【写真左】赤い糸でボールを再生する施設の利用者
【写真中】針で丁寧に縫い直す
【写真右】糸がほつれていても、補修すれば新品のようによみがえる(以上朝日新聞埼玉版)
鴻巣市下谷の障害者就労支援施設「夢工房翔裕園」が、練習でボロボロに傷んだ野球の使用済みボールの再生に取り組んでいる。活躍を祈りながら補修作業をする施設の利用者にとっては社会とつながる励みになり、選手は道具を大切にする心と、野球ができる感謝の気持ちを学べる。
2010年に設立された夢工房翔裕園には、精神障害などがある18~66歳の男女30人が通い、就職に向けた訓練をしている。これまでパンの製造販売や広告折り込みなどの作業をしていたが、今年6月からは使い古した硬式野球のボールを再生する事業も加えた。
「エコボール」と名付けられた取り組みで、百合川祐司施設長(41)が糸代しかコストがかからないことなどから注目。県内の高校野球関係者に声をかけたところ、浦和学院の元野球部長で県高野連の高間薫専務理事(58)が賛同し、同校が約600球の修理を依頼した。

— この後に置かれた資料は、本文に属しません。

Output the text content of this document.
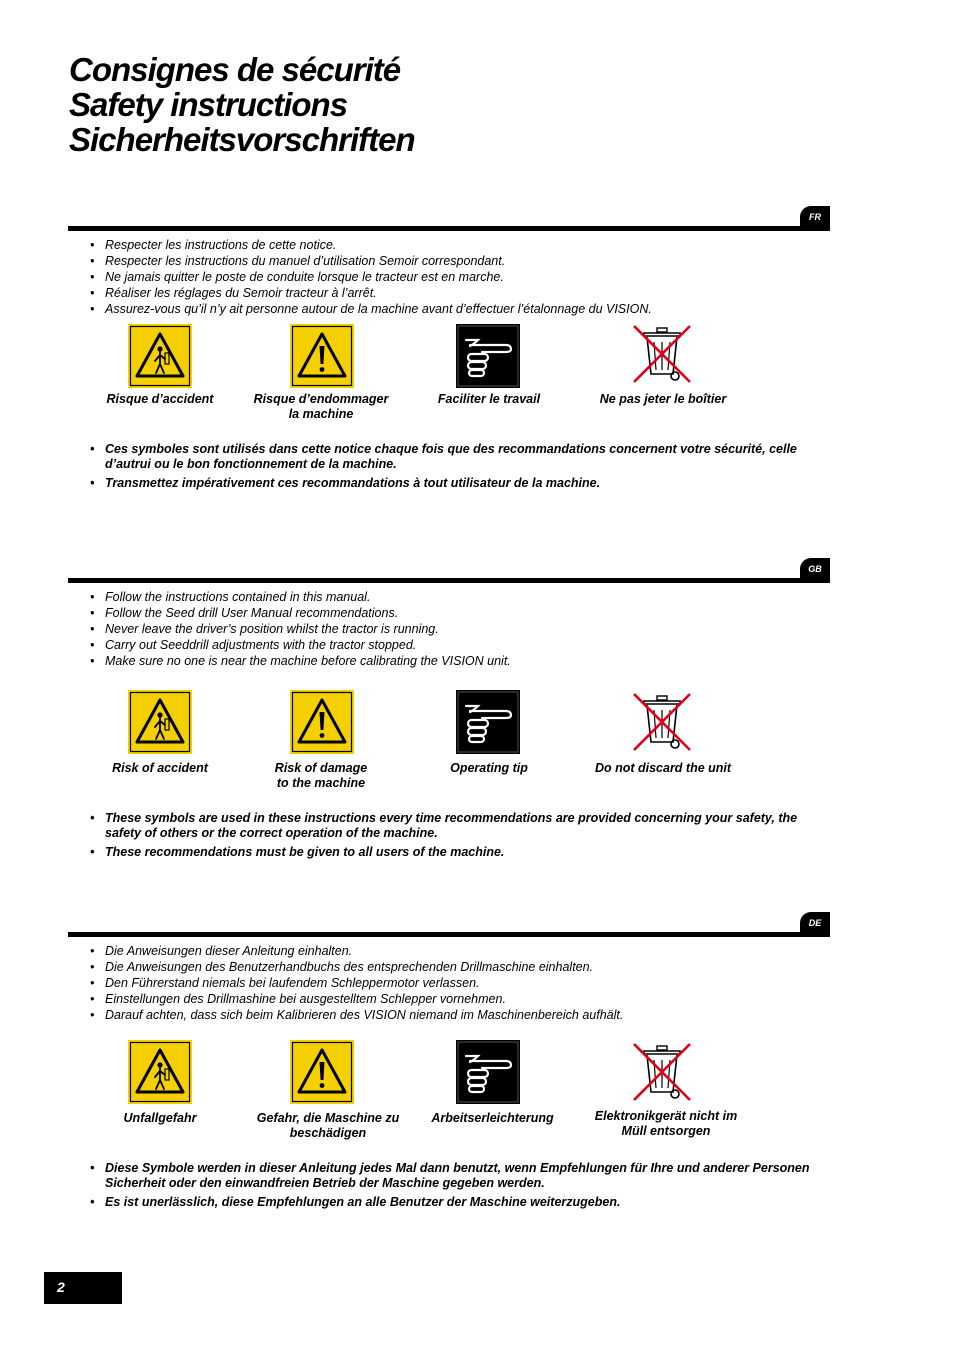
Consignes de sécurité
Safety instructions
Sicherheitsvorschriften
FR
• Respecter les instructions de cette notice.
• Respecter les instructions du manuel d’utilisation Semoir correspondant.
• Ne jamais quitter le poste de conduite lorsque le tracteur est en marche.
• Réaliser les réglages du Semoir tracteur à l’arrêt.
• Assurez-vous qu’il n’y ait personne autour de la machine avant d’effectuer l’étalonnage du VISION.
Risque d’accident	Risque d’endommager
la machine
Faciliter le travail	Ne pas jeter le boîtier
• Ces symboles sont utilisés dans cette notice chaque fois que des recommandations concernent votre sécurité, celle d’autrui ou le bon fonctionnement de la machine.
• Transmettez impérativement ces recommandations à tout utilisateur de la machine.
GB
• Follow the instructions contained in this manual.
• Follow the Seed drill User Manual recommendations.
• Never leave the driver’s position whilst the tractor is running.
• Carry out Seeddrill adjustments with the tractor stopped.
• Make sure no one is near the machine before calibrating the VISION unit.
Risk of accident	Risk of damage
to the machine
Operating tip	Do not discard the unit
• These symbols are used in these instructions every time recommendations are provided concerning your safety, the safety of others or the correct operation of the machine.
• These recommendations must be given to all users of the machine.
DE
• Die Anweisungen dieser Anleitung einhalten.
• Die Anweisungen des Benutzerhandbuchs des entsprechenden Drillmaschine einhalten.
• Den Führerstand niemals bei laufendem Schleppermotor verlassen.
• Einstellungen des Drillmashine bei ausgestelltem Schlepper vornehmen.
• Darauf achten, dass sich beim Kalibrieren des VISION niemand im Maschinenbereich aufhält.
Unfallgefahr	Gefahr, die Maschine zu
beschädigen
Arbeitserleichterung	Elektronikgerät nicht im
Müll entsorgen
• Diese Symbole werden in dieser Anleitung jedes Mal dann benutzt, wenn Empfehlungen für Ihre und anderer Personen Sicherheit oder den einwandfreien Betrieb der Maschine gegeben werden.
• Es ist unerlässlich, diese Empfehlungen an alle Benutzer der Maschine weiterzugeben.
2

ボールは激しい練習で糸がほつれてくるが、縫い直せば再び使うことができ、寿命は約3倍になる。傷みの程度にもよるが、縫い方を習った利用者は1時間で4~6個を仕上げられるという。
補修費用は、専門業者に依頼すれば1球200円以上かかるといい、施設では50円。浦和学院は糸代を寄付しており、修理費はすべて工賃になっている。

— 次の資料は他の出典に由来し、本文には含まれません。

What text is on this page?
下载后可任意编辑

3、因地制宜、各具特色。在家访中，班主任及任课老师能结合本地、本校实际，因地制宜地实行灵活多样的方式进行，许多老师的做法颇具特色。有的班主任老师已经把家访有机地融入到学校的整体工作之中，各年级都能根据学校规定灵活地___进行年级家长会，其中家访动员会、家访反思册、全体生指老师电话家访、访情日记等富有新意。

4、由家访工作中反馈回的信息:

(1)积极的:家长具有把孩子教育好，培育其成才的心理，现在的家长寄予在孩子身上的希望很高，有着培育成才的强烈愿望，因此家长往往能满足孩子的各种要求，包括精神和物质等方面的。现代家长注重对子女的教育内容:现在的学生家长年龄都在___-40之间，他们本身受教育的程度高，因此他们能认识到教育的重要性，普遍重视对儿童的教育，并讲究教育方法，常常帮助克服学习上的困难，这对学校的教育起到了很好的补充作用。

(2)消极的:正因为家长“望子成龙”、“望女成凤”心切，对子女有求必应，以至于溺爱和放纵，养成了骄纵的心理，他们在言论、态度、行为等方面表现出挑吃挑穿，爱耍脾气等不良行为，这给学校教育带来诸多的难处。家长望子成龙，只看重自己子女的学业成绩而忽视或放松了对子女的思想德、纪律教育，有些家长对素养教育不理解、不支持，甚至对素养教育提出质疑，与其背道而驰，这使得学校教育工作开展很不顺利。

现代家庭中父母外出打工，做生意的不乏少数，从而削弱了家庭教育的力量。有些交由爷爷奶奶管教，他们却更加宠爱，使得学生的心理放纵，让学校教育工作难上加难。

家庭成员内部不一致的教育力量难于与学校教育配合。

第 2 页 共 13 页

利用者は土で汚れ、汗がしみこんだボールを手にし、「(春の選抜大会で)優勝した学校のボールだよ」などと話しながら、楽しんで作業に励んでいるという。百合川さんは「エコボールを通じて、社会とつながることが出来る」と話す。他校からの依頼も舞い込んでおり、今後も高校野球部へ呼びかけを続ける予定だ。
一方、高野連はお金をかけずにボールを使い続けられるうえ、障害者の就労支援に役立ち、交流もできると考え、取り組みを後押し。「生徒が野球に取り組む姿勢にも影響する。技術や精神面のレベルアップにつながるのではないか」と効果に期待している。